Et, quand je bifurque dans une autre aile du manoir, les cris dans mon dos s'amplifient. Interloquée, je m'arrête et me tourne vers les monstres.

— Vous avez senti quelque chose ?

Les deux boules tremblent et s'opposent totalement à l'idée d'aller plus loin. De mon côté, je ne ressens absolument rien de différent aux autres couloirs.

— Attendez-moi là.

Leur effroi est contagieux. Mon rythme cardiaque s'accélère quand j'affronte le chemin du regard. Soudain les cris se transforment en hurlements, me coupant dans mon élan. Les monstres se plaquent à mon cou et se dissimulent dans mes cheveux.

— Qu'est-ce qui ne va pas ?

Leurs petits corps gluants sont secoués de soubresauts. J'ai un peu de peine pour eux, on dirait qu'une présence invisible les effraies. Peut-être voient-ils des choses impossibles à déceler de mes yeux d'humain ? Afin de les réconforter avant de m'aventurer plus loin, je ramène mes cheveux à hauteur de ma poitrine pour leur offrir un abri de choix.

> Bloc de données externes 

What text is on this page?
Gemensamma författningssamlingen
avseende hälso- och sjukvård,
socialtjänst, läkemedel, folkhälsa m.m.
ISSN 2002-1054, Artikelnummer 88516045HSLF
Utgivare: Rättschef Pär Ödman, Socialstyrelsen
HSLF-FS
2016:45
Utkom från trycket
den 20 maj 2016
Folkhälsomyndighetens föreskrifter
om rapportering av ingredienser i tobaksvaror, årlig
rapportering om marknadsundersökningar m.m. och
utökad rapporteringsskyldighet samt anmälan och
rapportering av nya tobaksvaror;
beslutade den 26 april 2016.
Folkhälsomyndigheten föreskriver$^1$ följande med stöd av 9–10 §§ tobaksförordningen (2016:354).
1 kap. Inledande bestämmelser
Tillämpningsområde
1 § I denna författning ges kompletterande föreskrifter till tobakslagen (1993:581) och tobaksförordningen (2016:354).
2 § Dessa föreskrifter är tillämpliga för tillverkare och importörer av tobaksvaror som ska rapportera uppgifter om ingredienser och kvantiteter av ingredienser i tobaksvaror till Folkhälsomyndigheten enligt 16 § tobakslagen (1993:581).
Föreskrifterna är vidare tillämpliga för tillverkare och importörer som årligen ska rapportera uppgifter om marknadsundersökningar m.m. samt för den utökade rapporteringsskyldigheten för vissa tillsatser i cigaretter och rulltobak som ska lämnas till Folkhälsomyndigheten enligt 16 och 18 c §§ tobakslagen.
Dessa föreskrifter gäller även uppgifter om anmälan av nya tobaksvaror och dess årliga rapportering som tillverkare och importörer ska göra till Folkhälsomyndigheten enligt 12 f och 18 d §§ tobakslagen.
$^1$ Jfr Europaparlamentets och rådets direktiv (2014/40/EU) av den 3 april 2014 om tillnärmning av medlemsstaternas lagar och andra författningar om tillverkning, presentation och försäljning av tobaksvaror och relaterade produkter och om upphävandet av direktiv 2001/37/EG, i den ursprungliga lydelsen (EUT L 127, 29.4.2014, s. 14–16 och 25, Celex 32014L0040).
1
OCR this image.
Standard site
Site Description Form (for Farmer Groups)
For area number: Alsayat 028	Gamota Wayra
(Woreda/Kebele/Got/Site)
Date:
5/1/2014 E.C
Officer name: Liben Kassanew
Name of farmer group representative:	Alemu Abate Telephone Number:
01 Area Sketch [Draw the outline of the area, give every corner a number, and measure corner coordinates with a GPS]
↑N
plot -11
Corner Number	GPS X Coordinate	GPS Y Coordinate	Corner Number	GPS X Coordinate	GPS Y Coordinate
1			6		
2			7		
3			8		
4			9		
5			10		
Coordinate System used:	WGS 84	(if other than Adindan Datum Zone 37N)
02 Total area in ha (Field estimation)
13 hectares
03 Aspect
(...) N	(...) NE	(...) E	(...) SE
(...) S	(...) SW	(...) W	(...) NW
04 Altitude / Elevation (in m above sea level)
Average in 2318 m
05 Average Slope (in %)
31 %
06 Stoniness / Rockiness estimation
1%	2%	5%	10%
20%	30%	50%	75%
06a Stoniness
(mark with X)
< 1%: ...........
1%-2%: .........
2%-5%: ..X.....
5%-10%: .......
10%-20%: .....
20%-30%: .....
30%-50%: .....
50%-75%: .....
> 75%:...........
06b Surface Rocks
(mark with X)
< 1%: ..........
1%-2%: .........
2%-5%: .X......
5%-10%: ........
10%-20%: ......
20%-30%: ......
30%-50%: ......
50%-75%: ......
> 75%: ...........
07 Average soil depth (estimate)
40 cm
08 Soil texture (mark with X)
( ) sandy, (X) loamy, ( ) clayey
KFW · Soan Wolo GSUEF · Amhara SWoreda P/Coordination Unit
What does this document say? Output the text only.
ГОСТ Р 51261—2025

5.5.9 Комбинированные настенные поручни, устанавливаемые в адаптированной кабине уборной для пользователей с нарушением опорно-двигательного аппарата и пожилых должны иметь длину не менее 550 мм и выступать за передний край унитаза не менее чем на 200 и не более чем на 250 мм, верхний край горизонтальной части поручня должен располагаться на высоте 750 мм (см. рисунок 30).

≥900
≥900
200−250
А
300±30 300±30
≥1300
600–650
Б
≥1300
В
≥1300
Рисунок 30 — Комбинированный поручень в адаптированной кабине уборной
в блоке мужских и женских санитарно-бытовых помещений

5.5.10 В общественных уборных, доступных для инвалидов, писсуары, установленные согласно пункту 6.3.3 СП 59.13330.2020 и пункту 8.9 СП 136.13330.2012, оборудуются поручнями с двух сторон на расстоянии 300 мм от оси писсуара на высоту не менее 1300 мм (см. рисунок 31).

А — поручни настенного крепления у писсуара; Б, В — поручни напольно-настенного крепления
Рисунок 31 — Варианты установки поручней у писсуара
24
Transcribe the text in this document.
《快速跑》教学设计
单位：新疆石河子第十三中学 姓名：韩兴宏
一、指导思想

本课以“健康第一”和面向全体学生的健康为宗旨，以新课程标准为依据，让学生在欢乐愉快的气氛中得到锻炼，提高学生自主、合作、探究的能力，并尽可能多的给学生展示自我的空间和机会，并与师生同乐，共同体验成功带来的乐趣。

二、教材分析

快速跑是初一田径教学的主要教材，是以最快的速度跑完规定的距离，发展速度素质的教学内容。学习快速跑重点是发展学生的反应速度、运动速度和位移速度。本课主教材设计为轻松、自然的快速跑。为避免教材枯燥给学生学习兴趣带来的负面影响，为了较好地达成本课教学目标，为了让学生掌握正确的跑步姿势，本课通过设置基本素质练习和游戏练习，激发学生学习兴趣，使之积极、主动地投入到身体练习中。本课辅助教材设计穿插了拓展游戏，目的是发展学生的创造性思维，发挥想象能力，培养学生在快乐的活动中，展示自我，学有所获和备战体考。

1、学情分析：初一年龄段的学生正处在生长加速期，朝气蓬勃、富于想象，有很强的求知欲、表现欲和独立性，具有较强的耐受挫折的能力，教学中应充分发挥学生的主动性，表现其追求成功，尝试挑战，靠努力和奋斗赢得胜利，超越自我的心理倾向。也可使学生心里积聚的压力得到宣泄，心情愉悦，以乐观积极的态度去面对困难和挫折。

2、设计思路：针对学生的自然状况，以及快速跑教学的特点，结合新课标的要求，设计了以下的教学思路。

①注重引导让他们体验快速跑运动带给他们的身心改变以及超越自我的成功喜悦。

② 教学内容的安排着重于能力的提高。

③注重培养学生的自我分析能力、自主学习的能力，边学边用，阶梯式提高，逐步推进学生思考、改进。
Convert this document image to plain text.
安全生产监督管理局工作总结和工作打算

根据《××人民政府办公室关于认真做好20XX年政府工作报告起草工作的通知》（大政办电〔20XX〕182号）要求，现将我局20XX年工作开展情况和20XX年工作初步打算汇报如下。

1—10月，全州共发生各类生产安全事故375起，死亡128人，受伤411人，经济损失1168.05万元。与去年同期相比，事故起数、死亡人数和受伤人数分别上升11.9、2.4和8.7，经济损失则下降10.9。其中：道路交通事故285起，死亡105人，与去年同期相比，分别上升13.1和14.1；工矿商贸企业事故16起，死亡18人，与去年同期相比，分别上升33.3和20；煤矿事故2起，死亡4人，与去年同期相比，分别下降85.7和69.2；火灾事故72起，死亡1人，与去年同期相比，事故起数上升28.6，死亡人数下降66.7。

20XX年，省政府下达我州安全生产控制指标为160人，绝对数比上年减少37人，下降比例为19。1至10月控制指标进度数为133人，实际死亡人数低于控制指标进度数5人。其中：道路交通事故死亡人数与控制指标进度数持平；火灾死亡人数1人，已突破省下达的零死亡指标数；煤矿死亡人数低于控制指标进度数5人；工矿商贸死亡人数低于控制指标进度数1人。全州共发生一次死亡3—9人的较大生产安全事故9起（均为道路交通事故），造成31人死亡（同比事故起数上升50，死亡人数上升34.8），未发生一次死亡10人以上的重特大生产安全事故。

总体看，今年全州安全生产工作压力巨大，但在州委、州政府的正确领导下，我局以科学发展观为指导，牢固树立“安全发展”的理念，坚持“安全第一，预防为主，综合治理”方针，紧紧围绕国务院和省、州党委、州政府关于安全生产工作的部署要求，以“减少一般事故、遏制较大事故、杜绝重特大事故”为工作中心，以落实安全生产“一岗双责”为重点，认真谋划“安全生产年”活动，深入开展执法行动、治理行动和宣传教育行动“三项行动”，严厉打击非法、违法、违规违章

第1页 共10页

— Il ne va rien vous arriver.

Je n'en ai aucune idée, je ne sais même pas à quoi me préparer. Peu importe, j'esquisse un premier pas dans le couloir et repère l'entrebâillement d'une chambre. Plus je m'en approche, plus les tremblements s'accroissent. Au pied de la pièce, je prends de longues respirations puis m'éclaircit la voix.

— ... Il y a quelqu'un ?

Je me fige.


Cette demande ne provenait pas de moi.